I know I’ve said it a million times already, but Disney hit its stride with Mickey Mouse in late 1932, and all of the 1933 shorts have kept that going. The Mail Pilot is no exception, featuring some fantastic animation to compliment a simple but fun plot.
This one features Mickey as a pilot carrying an important package, looking to avoid the mail bandit Pete. Of course, that doesn’t happen, and the two battle it out in the skies, using their planes to fight high and low. Our hero ends up winning, and delivers the package as required as well as turning Pete over to the authorities.
The animation in The Mail Pilot is outstanding, not just getting us from point A to point B, or plodding along from side to side, but taking dynamic angles, shooting the camera straight on at Mickey flying in the rain, looking up or down at the planes in flight and making sure to keep the action in full focus.
This is probably the most dynamic of the Mickey shorts in quite some time, for that reason. This features Mickey as the dashing hero, a role he has not played since his earliest appearances. Certainly, he gets menaced and is the underdog, but he resorts to quick thinking, trying to make his downed plane into a helicopter with a jury-rigged clothesline or taking the propeller off a windmill to power his plane.
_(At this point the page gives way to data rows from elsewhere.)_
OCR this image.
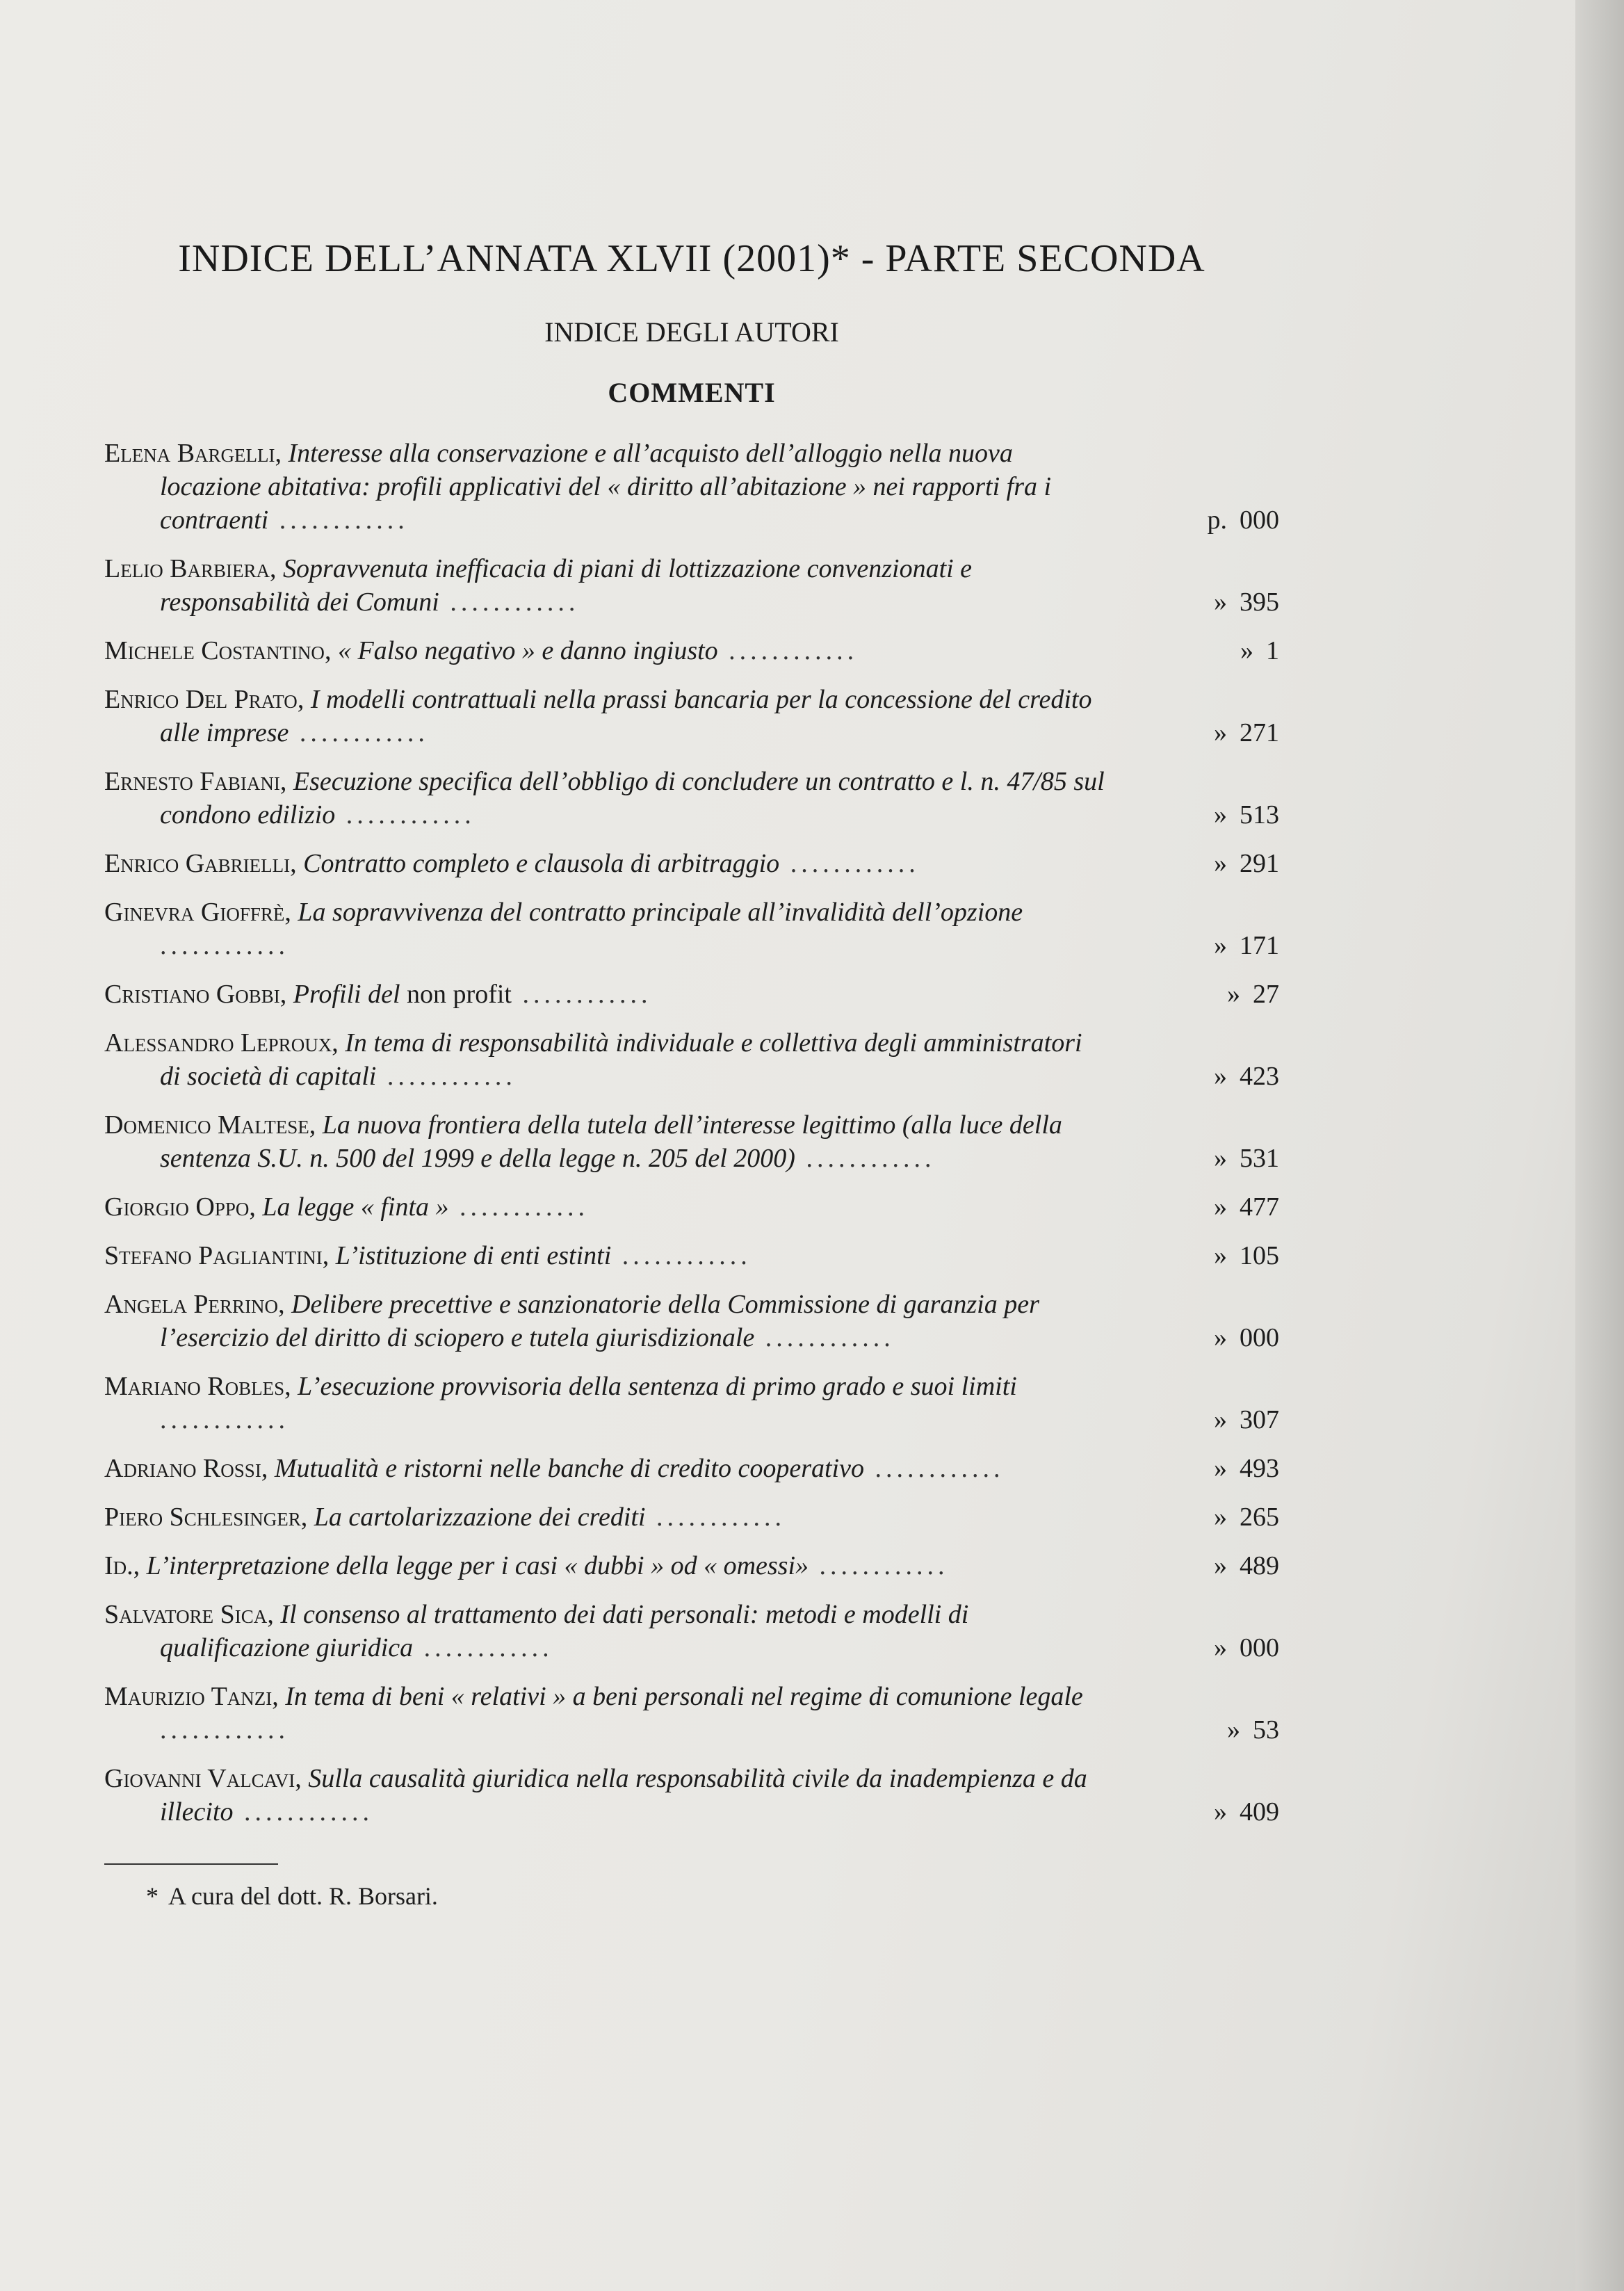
INDICE DELL’ANNATA XLVII (2001)* - PARTE SECONDA
INDICE DEGLI AUTORI
COMMENTI
Elena Bargelli, Interesse alla conservazione e all’acquisto dell’alloggio nella nuova locazione abitativa: profili applicativi del « diritto all’abitazione » nei rapporti fra i contraenti ............	p. 000
Lelio Barbiera, Sopravvenuta inefficacia di piani di lottizzazione convenzionati e responsabilità dei Comuni ............	» 395
Michele Costantino, « Falso negativo » e danno ingiusto ............	» 1
Enrico Del Prato, I modelli contrattuali nella prassi bancaria per la concessione del credito alle imprese ............	» 271
Ernesto Fabiani, Esecuzione specifica dell’obbligo di concludere un contratto e l. n. 47/85 sul condono edilizio ............	» 513
Enrico Gabrielli, Contratto completo e clausola di arbitraggio ............	» 291
Ginevra Gioffrè, La sopravvivenza del contratto principale all’invalidità dell’opzione ............	» 171
Cristiano Gobbi, Profili del non profit ............	» 27
Alessandro Leproux, In tema di responsabilità individuale e collettiva degli amministratori di società di capitali ............	» 423
Domenico Maltese, La nuova frontiera della tutela dell’interesse legittimo (alla luce della sentenza S.U. n. 500 del 1999 e della legge n. 205 del 2000) ............	» 531
Giorgio Oppo, La legge « finta » ............	» 477
Stefano Pagliantini, L’istituzione di enti estinti ............	» 105
Angela Perrino, Delibere precettive e sanzionatorie della Commissione di garanzia per l’esercizio del diritto di sciopero e tutela giurisdizionale ............	» 000
Mariano Robles, L’esecuzione provvisoria della sentenza di primo grado e suoi limiti ............	» 307
Adriano Rossi, Mutualità e ristorni nelle banche di credito cooperativo ............	» 493
Piero Schlesinger, La cartolarizzazione dei crediti ............	» 265
Id., L’interpretazione della legge per i casi « dubbi » od « omessi» ............	» 489
Salvatore Sica, Il consenso al trattamento dei dati personali: metodi e modelli di qualificazione giuridica ............	» 000
Maurizio Tanzi, In tema di beni « relativi » a beni personali nel regime di comunione legale ............	» 53
Giovanni Valcavi, Sulla causalità giuridica nella responsabilità civile da inadempienza e da illecito ............	» 409
* A cura del dott. R. Borsari.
There’s also a bit of the romantic, as Mickey has a picture of Minnie with him in the plane. It’s a bit of a prescient piece, as this is still 6 years before World War II, when many American men would be in planes with pictures of their sweethearts. Here, it’s a simple gag, but Minnie’s picture gives Mickey the strength to push forward.
The gags here are pretty darn good as well, including the ways Mickey makes his plane keep going that I mentioned before. There’s also some great gags like Pete being dragged through a church steeple and then to the ground, having the church bells wrapped around him as he clanks his way into a mail bag to be captured.
I think The Mail Pilot might be my new favorite of 1933. Considering I’ve said that about three times now, it shows you how high the quality of these shorts is. Disney found a formula that works with Mickey in the 1932-33 era, and it makes me pretty happy just to be watching the greatness.